Either a path to a file, a connection, or literal data (either a single string or a raw vector).

read_fun

The name of a function to read data. for 'readr' functions, you only have to specify the function name (e.g., `read_csv()`). If you use a function from another package, name the package explicitly (e.g., `haven::read_spss()`).

col_select

Columns to include in the results. You can use the same mini-language as `dplyr::select()` to refer to the columns by name. Use `c()` to use more than one selection expression. Although this usage is less common, col_select also accepts a numeric column index. See ?tidyselect::language for full details on the selection language.

row_filter

Optional rows to include in the results.
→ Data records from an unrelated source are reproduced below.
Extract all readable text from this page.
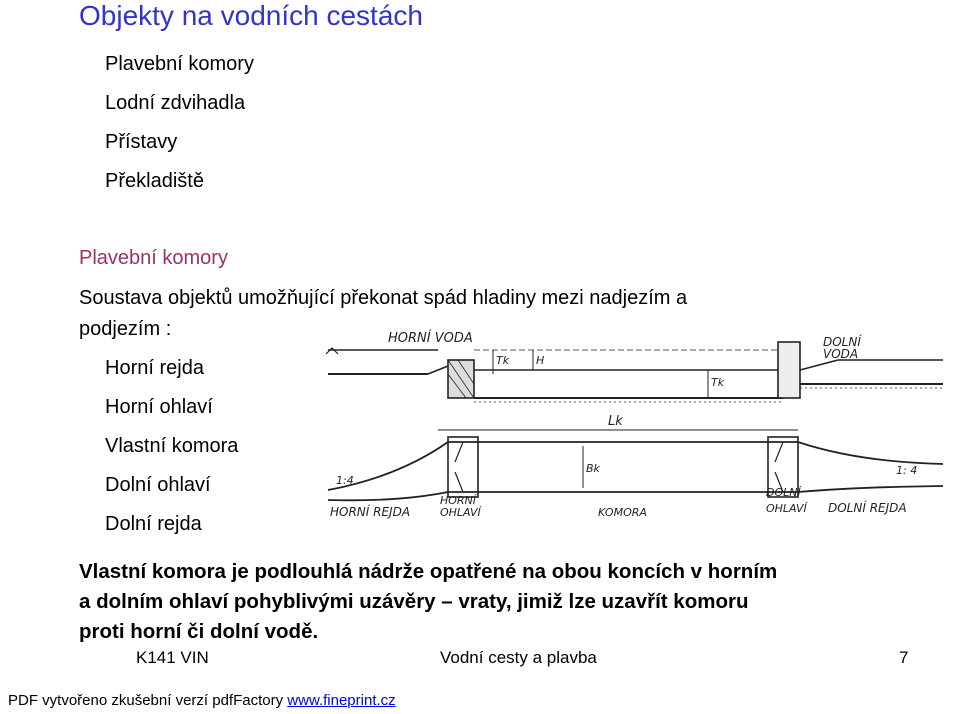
Objekty na vodních cestách
Plavební komory
Lodní zdvihadla
Přístavy
Překladiště
Plavební komory
Soustava objektů umožňující překonat spád hladiny mezi nadjezím a
podjezím :
Horní rejda
Horní ohlaví
Vlastní komora
Dolní ohlaví
Dolní rejda
HORNÍ VODA
Tk H
Tk
DOLNÍ
VODA
Lk
Bk
1:4
1: 4
HORNÍ
OHLAVÍ
HORNÍ REJDA	KOMORA
DOLNÍ
OHLAVÍ DOLNÍ REJDA
Vlastní komora je podlouhlá nádrže opatřené na obou koncích v horním
a dolním ohlaví pohyblivými uzávěry – vraty, jimiž lze uzavřít komoru
proti horní či dolní vodě.
K141 VIN	Vodní cesty a plavba	7
PDF vytvořeno zkušební verzí pdfFactory www.fineprint.cz
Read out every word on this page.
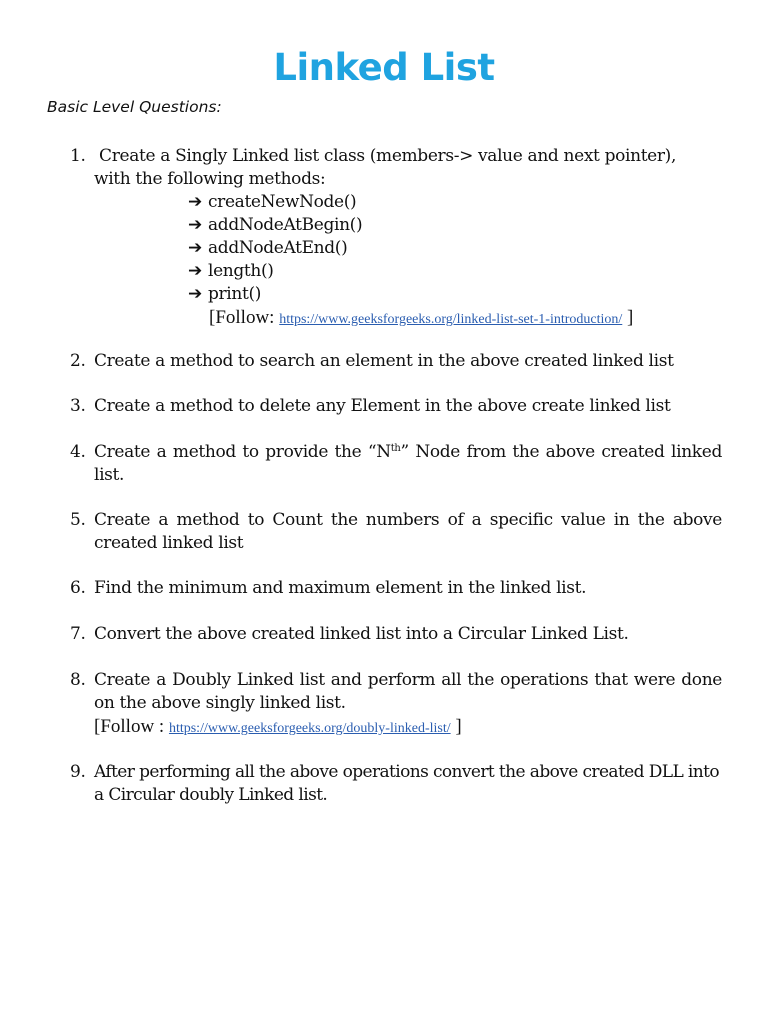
Linked List
Basic Level Questions:
1. Create a Singly Linked list class (members-> value and next pointer),
with the following methods:
➔ createNewNode()
➔ addNodeAtBegin()
➔ addNodeAtEnd()
➔ length()
➔ print()
[Follow: https://www.geeksforgeeks.org/linked-list-set-1-introduction/ ]
2. Create a method to search an element in the above created linked list
3. Create a method to delete any Element in the above create linked list
4. Create a method to provide the “$N^{th}$” Node from the above created linked list.
5. Create a method to Count the numbers of a specific value in the above created linked list
6. Find the minimum and maximum element in the linked list.
7. Convert the above created linked list into a Circular Linked List.
8. Create a Doubly Linked list and perform all the operations that were done on the above singly linked list.
[Follow : https://www.geeksforgeeks.org/doubly-linked-list/ ]
9. After performing all the above operations convert the above created DLL into a Circular doubly Linked list.
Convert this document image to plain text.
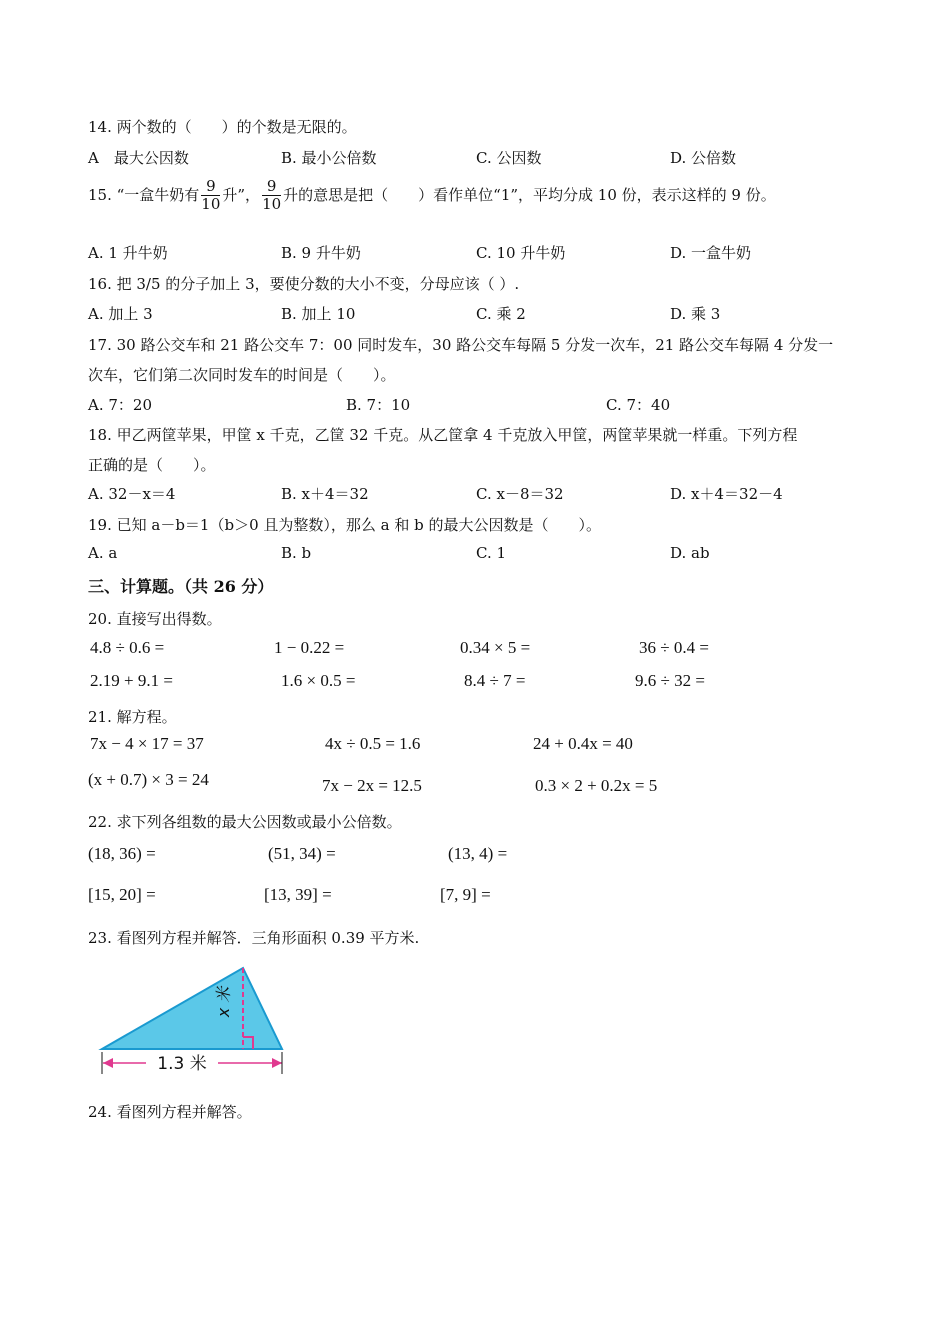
14. 两个数的（　　）的个数是无限的。
A　最大公因数	B. 最小公倍数	C. 公因数	D. 公倍数
15. “一盒牛奶有 $\frac{9}{10}$ 升”， $\frac{9}{10}$ 升的意思是把（　　）看作单位“1”，平均分成 10 份，表示这样的 9 份。
A. 1 升牛奶	B. 9 升牛奶	C. 10 升牛奶	D. 一盒牛奶
16. 把 3/5 的分子加上 3，要使分数的大小不变，分母应该（ ）.
A. 加上 3	B. 加上 10	C. 乘 2	D. 乘 3
17. 30 路公交车和 21 路公交车 7：00 同时发车，30 路公交车每隔 5 分发一次车，21 路公交车每隔 4 分发一
次车，它们第二次同时发车的时间是（　　）。
A. 7：20	B. 7：10	C. 7：40
18. 甲乙两筐苹果，甲筐 x 千克，乙筐 32 千克。从乙筐拿 4 千克放入甲筐，两筐苹果就一样重。下列方程
正确的是（　　）。
A. 32－x＝4	B. x＋4＝32	C. x－8＝32	D. x＋4＝32－4
19. 已知 a－b＝1（b＞0 且为整数），那么 a 和 b 的最大公因数是（　　）。
A. a	B. b	C. 1	D. ab
三、计算题。（共 26 分）
20. 直接写出得数。
4.8 ÷ 0.6 =	1 − 0.22 =	0.34 × 5 =	36 ÷ 0.4 =
2.19 + 9.1 =	1.6 × 0.5 =	8.4 ÷ 7 =	9.6 ÷ 32 =
21. 解方程。
7x − 4 × 17 = 37	4x ÷ 0.5 = 1.6	24 + 0.4x = 40
(x + 0.7) × 3 = 24	7x − 2x = 12.5	0.3 × 2 + 0.2x = 5
22. 求下列各组数的最大公因数或最小公倍数。
(18, 36) =	(51, 34) =	(13, 4) =
[15, 20] =	[13, 39] =	[7, 9] =
23. 看图列方程并解答．三角形面积 0.39 平方米.
x 米
1.3 米
24. 看图列方程并解答。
Uses `dplyr::filter()`.

row_shuffle

Optional variables to randomly shuffle.

long_format

Logical indicating whether the data are in long format (only relevant when shuffling variables using row_shuffle).

seed

integer used for replicability purposes when randomly shuffling data.

...

Additional arguments for the read function.

Value

A `tibble()`. Side effects are committing and pushing the updated MD5 hash overview to GitHub in case of first-time data access.